Interval mapping of quantitative trait loci for corky ringspot disease resistance in a tetraploid population of potato (Solanum tuberosum subsp. tuberosum)

Corky Ringspot (CRS) disease is caused by Tobacco rattle virus and causes damage to both commercial and seed potato production. The genetics of resistance to CRS disease have not been clearly defined. The objectives of this study were to (1) determine the broad sense heritability of CRS resistance, (2) construct a linkage map for a tetraploid potato population expected to segregate for CRS resistance, and (3) determine the map position(s) of the quantitative trait loci (QTL) for CRS resistance. Three tetraploid potato populations consisting of 92 (population I), 91 (population II), and 89 (population III) genotypes were tested for CRS resistance in a CRS-infected field for four years (population II and III were tested for three years). Broad sense heritability and its standard error of CRS disease resistance for these populations was 0.72 (+/-0.149) for population I, 0.74 (+/-0.15) for population II, and 0.71 (+/-0.154) for population III. Population I crossing between PA95A33-1 (female, resistant) and A9446-7 (male, susceptible) was used to generate AFLP, SSR, and SSCP molecular marker profiles from which to construct molecular genetic maps for each parent. The total map length of PA95A33-1 was 2940 cM, with an average composite map length for each chromosome of 91.2 cM. The total map length of A9446-7 was 1929 cM, with an average composite map length for each chromosome of 79.6 cM. The PA95A33-1 map length of, 2940 cM represented approximately 73.5% coverage of genome. One major QTL that explained 43% of the phenotypic variation in CRS resistance was localized on chromosome IX, with flanking AFLP markers AAC-CGT-0347 and ACG-CTG-0588. A minor QTL that explained 12% of CRS resistance was also detected. This minor QTL was associated with distorted marker GGT-CAC-0259 which remained unlinked.
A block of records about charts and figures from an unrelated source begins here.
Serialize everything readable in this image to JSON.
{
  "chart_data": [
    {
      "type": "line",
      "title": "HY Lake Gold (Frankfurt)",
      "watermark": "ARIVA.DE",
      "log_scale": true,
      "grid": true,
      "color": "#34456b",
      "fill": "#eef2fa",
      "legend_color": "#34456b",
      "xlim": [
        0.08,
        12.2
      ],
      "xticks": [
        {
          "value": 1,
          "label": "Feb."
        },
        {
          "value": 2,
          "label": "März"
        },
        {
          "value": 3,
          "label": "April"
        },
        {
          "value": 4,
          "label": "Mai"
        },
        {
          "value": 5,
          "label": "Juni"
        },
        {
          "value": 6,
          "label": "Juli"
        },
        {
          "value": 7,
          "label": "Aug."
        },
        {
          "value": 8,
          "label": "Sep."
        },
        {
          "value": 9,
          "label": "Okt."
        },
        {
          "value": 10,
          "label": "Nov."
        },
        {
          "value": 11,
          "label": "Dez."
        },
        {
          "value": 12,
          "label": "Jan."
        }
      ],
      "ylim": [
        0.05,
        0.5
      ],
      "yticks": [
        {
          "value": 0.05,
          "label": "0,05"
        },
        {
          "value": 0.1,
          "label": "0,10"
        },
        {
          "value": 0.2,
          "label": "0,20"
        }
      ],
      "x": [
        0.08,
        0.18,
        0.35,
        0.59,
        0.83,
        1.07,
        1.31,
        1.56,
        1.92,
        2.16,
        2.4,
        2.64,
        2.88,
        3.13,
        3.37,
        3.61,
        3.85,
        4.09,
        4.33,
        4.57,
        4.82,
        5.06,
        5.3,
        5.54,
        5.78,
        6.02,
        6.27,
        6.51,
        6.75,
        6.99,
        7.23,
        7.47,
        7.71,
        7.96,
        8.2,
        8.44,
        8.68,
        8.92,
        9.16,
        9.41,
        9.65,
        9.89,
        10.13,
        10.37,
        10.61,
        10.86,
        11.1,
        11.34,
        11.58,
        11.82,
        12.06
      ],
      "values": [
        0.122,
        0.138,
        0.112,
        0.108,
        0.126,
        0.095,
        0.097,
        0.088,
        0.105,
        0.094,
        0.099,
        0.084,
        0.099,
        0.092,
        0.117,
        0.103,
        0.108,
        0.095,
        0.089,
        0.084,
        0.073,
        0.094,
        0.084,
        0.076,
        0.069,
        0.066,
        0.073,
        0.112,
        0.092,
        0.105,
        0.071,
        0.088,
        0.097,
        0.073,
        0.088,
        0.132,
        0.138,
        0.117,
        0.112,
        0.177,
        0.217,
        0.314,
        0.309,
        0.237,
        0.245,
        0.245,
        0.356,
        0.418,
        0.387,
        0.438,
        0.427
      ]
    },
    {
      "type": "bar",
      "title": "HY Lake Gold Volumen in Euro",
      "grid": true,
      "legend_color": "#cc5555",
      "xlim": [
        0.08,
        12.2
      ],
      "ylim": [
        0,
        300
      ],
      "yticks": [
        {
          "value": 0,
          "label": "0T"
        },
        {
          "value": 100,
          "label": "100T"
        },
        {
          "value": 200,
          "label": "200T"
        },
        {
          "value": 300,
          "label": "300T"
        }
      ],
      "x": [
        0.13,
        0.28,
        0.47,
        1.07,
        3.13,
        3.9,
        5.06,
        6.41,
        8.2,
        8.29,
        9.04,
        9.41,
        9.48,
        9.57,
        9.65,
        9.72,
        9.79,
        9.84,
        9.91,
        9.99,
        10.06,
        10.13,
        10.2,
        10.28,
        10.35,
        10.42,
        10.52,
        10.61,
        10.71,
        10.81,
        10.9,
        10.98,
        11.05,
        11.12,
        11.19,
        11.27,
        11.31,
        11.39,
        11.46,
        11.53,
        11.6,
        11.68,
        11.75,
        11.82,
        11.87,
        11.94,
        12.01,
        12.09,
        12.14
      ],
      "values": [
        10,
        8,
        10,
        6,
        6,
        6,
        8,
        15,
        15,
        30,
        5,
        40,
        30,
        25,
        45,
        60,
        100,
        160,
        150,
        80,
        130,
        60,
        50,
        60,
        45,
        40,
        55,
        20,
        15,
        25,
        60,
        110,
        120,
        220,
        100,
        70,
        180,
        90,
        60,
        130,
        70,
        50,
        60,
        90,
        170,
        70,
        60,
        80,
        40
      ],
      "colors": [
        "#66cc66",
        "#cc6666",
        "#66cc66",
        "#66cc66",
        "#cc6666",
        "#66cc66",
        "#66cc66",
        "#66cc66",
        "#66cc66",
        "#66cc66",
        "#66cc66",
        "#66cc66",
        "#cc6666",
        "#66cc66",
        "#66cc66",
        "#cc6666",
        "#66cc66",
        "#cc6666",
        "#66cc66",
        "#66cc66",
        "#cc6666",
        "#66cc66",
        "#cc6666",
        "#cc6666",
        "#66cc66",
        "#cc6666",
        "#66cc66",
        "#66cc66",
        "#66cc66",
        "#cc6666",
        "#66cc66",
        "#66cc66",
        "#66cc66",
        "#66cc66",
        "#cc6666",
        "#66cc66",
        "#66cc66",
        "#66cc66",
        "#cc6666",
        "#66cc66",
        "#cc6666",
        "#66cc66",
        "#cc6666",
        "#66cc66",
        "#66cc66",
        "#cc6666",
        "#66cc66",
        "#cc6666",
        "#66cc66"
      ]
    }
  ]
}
The total additive effect of the major and minor QTLs explained more than 55% (43% from main QTL plus more than 12.3% from minor QTL) of the phenotypic variation. This number is a large portion of the 72% of total genetic variation in population 1. Conversion of the three mentioned AFLP markers to simple PCR markers will benefit resistance breeding by enabling marker assisted selection.